Kommentar Skandal um Organspenden - Perversion der Medizin

Für Patienten, die auf ein Spenderorgan warten, geht es nicht selten um Leben und Tod. Jeden Tag sterben drei Menschen, die auf der Warteliste stehen für eine Spenderniere, eine Leber, ein Herz oder eine Bauchspeicheldrüse.

Aus diesem Grund sind die Vorwürfe gegen den Göttinger Transplantationsmediziner so ungeheuerlich. Falls sich der Verdacht bewahrheitet, sorgte der Oberarzt mit Tricks und Kniffen, die neben hoher krimineller Energie eine erschreckende Taubheit des Gewissens dokumentieren, dafür, dass Patienten gegen hohe Geldzahlungen bei der Organvergabe bevorzugt wurden.

Im Raum steht die Möglichkeit, dass Menschen starben, weil ihnen zugunsten zahlungskräftiger Mitbewerber das lebensrettende Organ vorenthalten wurde.
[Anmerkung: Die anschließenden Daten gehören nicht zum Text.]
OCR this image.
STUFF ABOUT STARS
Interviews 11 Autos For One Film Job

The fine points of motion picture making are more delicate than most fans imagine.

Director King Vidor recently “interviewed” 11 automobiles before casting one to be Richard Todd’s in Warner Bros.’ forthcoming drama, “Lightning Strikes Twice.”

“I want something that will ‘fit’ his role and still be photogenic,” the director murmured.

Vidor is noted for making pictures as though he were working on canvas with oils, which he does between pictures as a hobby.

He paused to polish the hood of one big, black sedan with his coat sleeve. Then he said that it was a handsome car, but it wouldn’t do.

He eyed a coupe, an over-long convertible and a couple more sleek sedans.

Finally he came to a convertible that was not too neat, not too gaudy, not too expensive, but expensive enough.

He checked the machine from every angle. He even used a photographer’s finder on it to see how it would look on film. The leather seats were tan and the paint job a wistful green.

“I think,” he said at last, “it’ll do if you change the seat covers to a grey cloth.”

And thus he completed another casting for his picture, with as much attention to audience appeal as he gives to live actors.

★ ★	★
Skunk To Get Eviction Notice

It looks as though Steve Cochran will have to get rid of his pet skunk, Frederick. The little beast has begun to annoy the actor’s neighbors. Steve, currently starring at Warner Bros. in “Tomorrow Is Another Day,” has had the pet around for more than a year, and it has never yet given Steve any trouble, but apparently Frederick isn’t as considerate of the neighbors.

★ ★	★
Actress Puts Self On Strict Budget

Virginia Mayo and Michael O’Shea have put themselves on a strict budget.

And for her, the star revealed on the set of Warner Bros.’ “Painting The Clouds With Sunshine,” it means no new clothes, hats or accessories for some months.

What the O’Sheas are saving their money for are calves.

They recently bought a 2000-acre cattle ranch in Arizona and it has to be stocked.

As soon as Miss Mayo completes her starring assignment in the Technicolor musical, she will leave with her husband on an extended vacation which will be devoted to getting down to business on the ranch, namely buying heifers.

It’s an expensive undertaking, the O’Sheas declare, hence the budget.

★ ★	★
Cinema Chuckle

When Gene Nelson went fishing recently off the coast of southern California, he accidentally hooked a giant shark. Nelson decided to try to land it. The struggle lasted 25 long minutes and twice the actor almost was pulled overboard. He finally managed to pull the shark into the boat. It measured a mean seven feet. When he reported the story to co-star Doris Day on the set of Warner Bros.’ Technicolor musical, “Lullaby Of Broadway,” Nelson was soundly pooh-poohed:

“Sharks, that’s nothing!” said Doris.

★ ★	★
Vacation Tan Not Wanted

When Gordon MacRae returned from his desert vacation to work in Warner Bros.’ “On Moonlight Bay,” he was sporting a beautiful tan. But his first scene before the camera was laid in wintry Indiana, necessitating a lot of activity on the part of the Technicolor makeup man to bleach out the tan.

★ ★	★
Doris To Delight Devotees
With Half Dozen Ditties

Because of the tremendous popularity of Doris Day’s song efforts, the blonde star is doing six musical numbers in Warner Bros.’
Die Transplantations-Warteliste als Konkurrenz der Todkranken, bei der das dickere Bankkonto entscheidet, wer lebt und wer stirbt - eine größere Perversion der Medizin ist kaum denkbar. Schwer vorstellbar, dass der Mann ohne Helfer gearbeitet hat.

Vor wenigen Wochen erst hat der Bundestag ein neues Organspendegesetz beschlossen. Das Ziel: Die Menschen zur Organgabe zu ermutigen, die viel zu geringe Zahl der Spender zu erhöhen. Die Vorwürfe gegen den Göttinger Arzt bedeuten für dieses Vorhaben einen schweren Rückschlag. Denn die Bereitschaft, selbst Spender zu werden, setzt unbedingtes Vertrauen voraus - Vertrauen darein, dass bei der Vergabe der Organe die Bedürftigkeit zählt, nicht Reichtum und Skrupellosigkeit.